2. From my Prague ashram I am not in a position to be personally knowledgeable about specific schools or courses in animation, so I cannot in good conscience tell you which schools to go to. Aside from what's in my own book, the next step I can strongly recommend is to read and study Richard Williams' book, "The Animator's Survival Kit." Whereas my book, "How To Succeed in Animation," lays out a general way how and understand what animation is all about, and how to think about it, Richard's book is specific on the bones and sinew of animation. Everything you need to know about how to actually animate, and animate marvelously, is in Richard's book!

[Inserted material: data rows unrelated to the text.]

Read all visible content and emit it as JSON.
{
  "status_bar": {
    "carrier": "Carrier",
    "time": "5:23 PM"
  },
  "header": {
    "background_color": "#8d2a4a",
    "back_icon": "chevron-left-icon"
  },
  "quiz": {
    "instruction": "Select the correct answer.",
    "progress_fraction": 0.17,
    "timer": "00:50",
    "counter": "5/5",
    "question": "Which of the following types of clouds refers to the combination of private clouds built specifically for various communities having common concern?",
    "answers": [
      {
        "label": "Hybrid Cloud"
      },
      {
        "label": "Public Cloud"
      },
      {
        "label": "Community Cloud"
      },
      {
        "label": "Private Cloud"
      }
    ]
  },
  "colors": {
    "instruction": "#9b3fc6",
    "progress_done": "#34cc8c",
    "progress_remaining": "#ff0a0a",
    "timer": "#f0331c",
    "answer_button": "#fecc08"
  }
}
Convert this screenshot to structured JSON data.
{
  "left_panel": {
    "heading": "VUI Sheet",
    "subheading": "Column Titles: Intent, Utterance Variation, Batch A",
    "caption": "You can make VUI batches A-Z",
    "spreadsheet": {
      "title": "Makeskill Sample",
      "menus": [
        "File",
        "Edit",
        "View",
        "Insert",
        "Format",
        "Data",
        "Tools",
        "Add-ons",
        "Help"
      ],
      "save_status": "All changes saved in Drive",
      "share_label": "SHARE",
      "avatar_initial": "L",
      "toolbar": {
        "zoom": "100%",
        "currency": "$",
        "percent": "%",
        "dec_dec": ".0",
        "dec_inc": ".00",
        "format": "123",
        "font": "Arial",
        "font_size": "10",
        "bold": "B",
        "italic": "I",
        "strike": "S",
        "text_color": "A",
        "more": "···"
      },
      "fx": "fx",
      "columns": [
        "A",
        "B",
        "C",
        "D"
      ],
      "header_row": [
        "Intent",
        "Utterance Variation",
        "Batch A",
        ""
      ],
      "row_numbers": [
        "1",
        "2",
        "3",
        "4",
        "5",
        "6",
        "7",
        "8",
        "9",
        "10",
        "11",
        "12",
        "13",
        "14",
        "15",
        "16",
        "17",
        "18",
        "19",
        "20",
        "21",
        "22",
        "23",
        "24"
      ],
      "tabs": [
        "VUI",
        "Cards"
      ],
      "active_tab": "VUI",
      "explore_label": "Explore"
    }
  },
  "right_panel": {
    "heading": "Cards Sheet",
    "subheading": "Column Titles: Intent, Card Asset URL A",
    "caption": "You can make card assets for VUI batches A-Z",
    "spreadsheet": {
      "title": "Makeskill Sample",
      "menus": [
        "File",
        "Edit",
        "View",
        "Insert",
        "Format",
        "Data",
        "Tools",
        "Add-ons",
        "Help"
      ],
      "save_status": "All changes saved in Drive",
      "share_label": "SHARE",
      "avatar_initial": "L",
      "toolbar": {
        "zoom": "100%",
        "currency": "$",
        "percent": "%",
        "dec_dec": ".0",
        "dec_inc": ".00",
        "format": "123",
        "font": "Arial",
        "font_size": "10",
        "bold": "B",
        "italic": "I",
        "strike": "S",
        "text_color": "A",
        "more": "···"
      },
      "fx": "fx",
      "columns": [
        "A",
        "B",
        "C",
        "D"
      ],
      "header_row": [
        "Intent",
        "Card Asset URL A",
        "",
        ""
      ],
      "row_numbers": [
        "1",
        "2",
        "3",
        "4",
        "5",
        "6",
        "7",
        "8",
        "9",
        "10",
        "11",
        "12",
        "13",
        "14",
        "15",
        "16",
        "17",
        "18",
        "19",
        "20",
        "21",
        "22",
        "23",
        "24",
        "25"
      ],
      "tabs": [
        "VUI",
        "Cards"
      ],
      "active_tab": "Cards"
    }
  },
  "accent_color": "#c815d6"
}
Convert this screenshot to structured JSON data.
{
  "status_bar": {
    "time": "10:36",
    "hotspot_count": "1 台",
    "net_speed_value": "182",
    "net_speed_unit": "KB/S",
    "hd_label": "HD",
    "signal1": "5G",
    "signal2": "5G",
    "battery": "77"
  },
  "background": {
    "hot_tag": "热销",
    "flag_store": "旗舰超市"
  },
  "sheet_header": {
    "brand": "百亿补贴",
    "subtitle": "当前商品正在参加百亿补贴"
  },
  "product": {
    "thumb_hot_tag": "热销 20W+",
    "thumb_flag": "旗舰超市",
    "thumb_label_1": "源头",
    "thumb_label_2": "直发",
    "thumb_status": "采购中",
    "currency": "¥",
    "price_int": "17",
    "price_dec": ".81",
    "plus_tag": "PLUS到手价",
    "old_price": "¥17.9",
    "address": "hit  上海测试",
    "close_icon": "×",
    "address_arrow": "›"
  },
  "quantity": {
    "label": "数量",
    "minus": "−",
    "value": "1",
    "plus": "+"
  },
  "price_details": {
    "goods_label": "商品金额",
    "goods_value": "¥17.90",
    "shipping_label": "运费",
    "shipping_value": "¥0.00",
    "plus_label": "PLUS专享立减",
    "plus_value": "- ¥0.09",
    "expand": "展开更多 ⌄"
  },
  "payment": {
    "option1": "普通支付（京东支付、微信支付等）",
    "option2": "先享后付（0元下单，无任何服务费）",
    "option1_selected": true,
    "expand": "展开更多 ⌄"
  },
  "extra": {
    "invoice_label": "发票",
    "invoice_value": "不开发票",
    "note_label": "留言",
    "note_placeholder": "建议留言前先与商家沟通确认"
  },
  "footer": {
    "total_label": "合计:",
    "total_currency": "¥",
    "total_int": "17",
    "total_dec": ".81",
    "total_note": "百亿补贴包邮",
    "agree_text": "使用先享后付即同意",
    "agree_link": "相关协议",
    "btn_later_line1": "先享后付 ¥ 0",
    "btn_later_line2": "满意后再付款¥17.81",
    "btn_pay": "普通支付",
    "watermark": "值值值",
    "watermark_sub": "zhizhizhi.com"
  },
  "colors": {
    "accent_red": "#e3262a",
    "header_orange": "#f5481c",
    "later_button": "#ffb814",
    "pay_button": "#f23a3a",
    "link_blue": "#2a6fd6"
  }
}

3. How to get a job! Some writers want to know specifically how I got my first job in an animation studio. (UPA-Hollywood.) But hey, that was 58 years ago, as I write this! But even if it was yesterday, the timing, market conditions, connections, luck, preparation, abilities, personalities, etc. etc. will all be different. I told you in Chapter 7, "Make Luck Happen," how to make out the best within the prevailing conditions. What I wrote there is really all I can tell you. Do your homework, get your name out, be ready for whatever door may open. There is nothing sure. This is a tough line of work, and very rarely a road to riches. If you are determined to be an animator, if you love doing it, if you are really good at it, MAYBE a job will find you! Do I promise that? No. But your own determination will help you over the inevitable hurdles. Just go for it! But please don't ask me for what I cannot deliver. Please do write me for advice within the creative areas. Maybe I can help you there. In the meantime, I thank you all for your interest and for reading "How To Succeed in Animation," and remember: "Don't Let a Little Thing Like Failure Stop You!"